Deze rijkdom is zeker niet onbelangrijk. Vooral omdat een handvol Noord-Amerikaanse bedrijven zich in de jaren 50 Cubaanse bedrijven en gronden toeëigenden die in de loop der jaren bijna de ganse economie waren gaan behelsen. The United Fruit Company palmde de belangrijkste landbouwgrond in. Daarnaast waren het merendeel van de banken en suikercentrales, de telefonie, de elektriciteit en de spoorwegen volledig in Amerikaanse handen.
De landgenoten en grootgrondbezitters die samen met Batista het land ontvluchtten, hebben verschillende malen geprobeerd vergoed te worden voor de verbeurdverklaarde goederen. De geëiste vergoedingen werden niet uitbetaald waardoor deze figuren actief of financieel de acties gingen steunen die vanuit de VS tegen Cuba op touw werden gezet.
Na de overwinning van de revolutie en de vlucht van bovenvermelde bedrijfsleiders en grootgrondbezitters werden hervormingen doorgevoerd waardoor miljoenen Cubanen eigenaar werden van het land dat ze bewerkten en/of van de woning waarin ze woonden. De gronden en bezittingen die achtergelaten werden, of op oneigenlijke manier verworven waren, werden eigendom van de Cubaanse overheid die ze op haar beurt herverdeelde. Om dit werk op een rechtvaardige en gestructureerde manier te voltrekken werd er een instantie op poten gezet die dit tot in de puntjes uitzocht: ‘het ministerie van de recuperatie van verduisterde goederen’. Deze hadden de taak na te gaan hoe mensen bezittingen hadden bekomen en of zij effectief de rechtmatige eigenaars waren van hun bezittingen. Was dit het geval dan werd de eigendomsakte bekrachtigd, was dit niet zo dan werden de bezittingen aangeslagen.

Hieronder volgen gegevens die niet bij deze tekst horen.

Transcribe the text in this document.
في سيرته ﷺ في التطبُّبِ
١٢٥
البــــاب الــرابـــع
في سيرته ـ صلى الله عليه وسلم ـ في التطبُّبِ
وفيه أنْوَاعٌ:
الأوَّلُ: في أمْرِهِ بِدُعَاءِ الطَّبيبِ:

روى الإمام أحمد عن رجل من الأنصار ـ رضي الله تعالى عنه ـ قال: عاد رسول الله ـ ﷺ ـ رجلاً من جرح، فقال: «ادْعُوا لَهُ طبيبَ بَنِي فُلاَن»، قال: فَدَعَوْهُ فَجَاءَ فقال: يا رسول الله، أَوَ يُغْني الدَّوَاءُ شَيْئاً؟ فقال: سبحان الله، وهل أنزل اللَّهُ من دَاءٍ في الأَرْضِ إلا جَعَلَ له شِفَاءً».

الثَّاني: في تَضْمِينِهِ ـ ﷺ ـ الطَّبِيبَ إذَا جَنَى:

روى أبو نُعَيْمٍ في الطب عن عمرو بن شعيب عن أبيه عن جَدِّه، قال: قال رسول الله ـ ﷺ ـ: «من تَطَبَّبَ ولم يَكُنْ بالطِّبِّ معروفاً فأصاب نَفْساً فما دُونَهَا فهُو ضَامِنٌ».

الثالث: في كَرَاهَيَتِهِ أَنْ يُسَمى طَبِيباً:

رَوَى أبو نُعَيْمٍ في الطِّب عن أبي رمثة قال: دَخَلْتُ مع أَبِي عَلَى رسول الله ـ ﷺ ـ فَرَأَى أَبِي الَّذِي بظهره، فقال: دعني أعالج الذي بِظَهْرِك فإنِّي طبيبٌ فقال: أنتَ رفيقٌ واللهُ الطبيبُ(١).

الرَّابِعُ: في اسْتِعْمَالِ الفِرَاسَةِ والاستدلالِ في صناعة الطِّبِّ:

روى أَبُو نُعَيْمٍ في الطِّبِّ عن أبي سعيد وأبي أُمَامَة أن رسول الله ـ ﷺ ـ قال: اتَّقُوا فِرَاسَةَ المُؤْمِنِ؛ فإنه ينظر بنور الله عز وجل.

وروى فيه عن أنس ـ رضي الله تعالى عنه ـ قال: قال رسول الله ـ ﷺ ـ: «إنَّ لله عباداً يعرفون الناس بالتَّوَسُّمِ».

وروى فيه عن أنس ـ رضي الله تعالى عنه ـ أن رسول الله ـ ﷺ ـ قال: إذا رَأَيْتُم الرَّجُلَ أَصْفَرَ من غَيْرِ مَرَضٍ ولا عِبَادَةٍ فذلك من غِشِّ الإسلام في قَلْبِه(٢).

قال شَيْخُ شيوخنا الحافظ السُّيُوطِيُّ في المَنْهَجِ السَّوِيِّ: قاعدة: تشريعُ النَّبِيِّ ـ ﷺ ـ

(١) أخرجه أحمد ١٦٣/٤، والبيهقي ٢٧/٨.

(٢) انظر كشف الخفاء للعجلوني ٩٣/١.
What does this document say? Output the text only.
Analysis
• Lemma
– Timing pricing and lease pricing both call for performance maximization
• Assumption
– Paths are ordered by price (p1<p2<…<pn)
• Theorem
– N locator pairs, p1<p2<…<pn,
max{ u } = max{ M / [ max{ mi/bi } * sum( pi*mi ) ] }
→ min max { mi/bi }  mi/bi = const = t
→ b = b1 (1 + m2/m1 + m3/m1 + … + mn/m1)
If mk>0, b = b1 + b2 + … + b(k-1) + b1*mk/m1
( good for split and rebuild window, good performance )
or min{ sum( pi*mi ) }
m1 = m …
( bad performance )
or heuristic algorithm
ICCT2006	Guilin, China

Wie profiteert van Art III?
Artikel 3 van de wet Helms-Burton beoogt deze onteigende goederen te laten vergoeden. Na het afkondigen van deze wet vroeg de heer José Ramón López, zoon van de toenmalige Cubaanse bedrijfsleider José López Villaboy, eigenaar van de luchthaven Rancho in Boyeros, de luchtvaartmaatschappij Cubana de Aviación, het hotel Colina en nog een aantal gebouwen, een compensatie voor het verlies van de hierboven vermelde bezittingen. Vader López Villaboy vond op 1 januari geen plaats aan boord van één van de drie vliegtuigen van Batista en vroeg vervolgens asiel aan in de ambassade van Guatemala in Havanna.
Het ministerie van de recuperatie van verduisterde goederen opende 27 dossiers in het geval van mijnheer José López Villaboy en zijn vrouw. In het boek ‘bedrijven in Cuba, 1958’ vinden we een uitgebreide beschrijving van hoe de vliegmaatschappij Cubana de Aviación uiteindelijk in handen kwam van de heer José López Villaboy. Cubana de Aviación was destijds een bedrijf met een waarde van 22 miljoen dollar, er werkten 796 mensen en ze hadden 23 kantoren. Het gemengd kapitaal behoorde toe aan verschillende privébedrijven en een staatsinstelling waarvan de grootste aandeelhouder Batista was. Twee derde van het privékapitaal zat in een immobiliënkantoor, ‘Inmobiliaria Rocar’ waarvan Batista eveneens de grootste aandeelhouder was. Via allerhande bedrijven en zwendel van aandelen werd José López Villaboy, met de nodige steun van de toenmalige president, uiteindelijk de eigenaar van het bedrijf. Eens deze zwendel aan het licht kwam werden op een aantal zaken na alle bezittingen van José López Villaboy geconfisqueerd en overgemaakt aan de bevoegde ministeries en overheidsinstanties. Zo kwamen de maatschappij Cubana de Aviación, de luchthaven en de parking bij het Ministerie van Transport terecht.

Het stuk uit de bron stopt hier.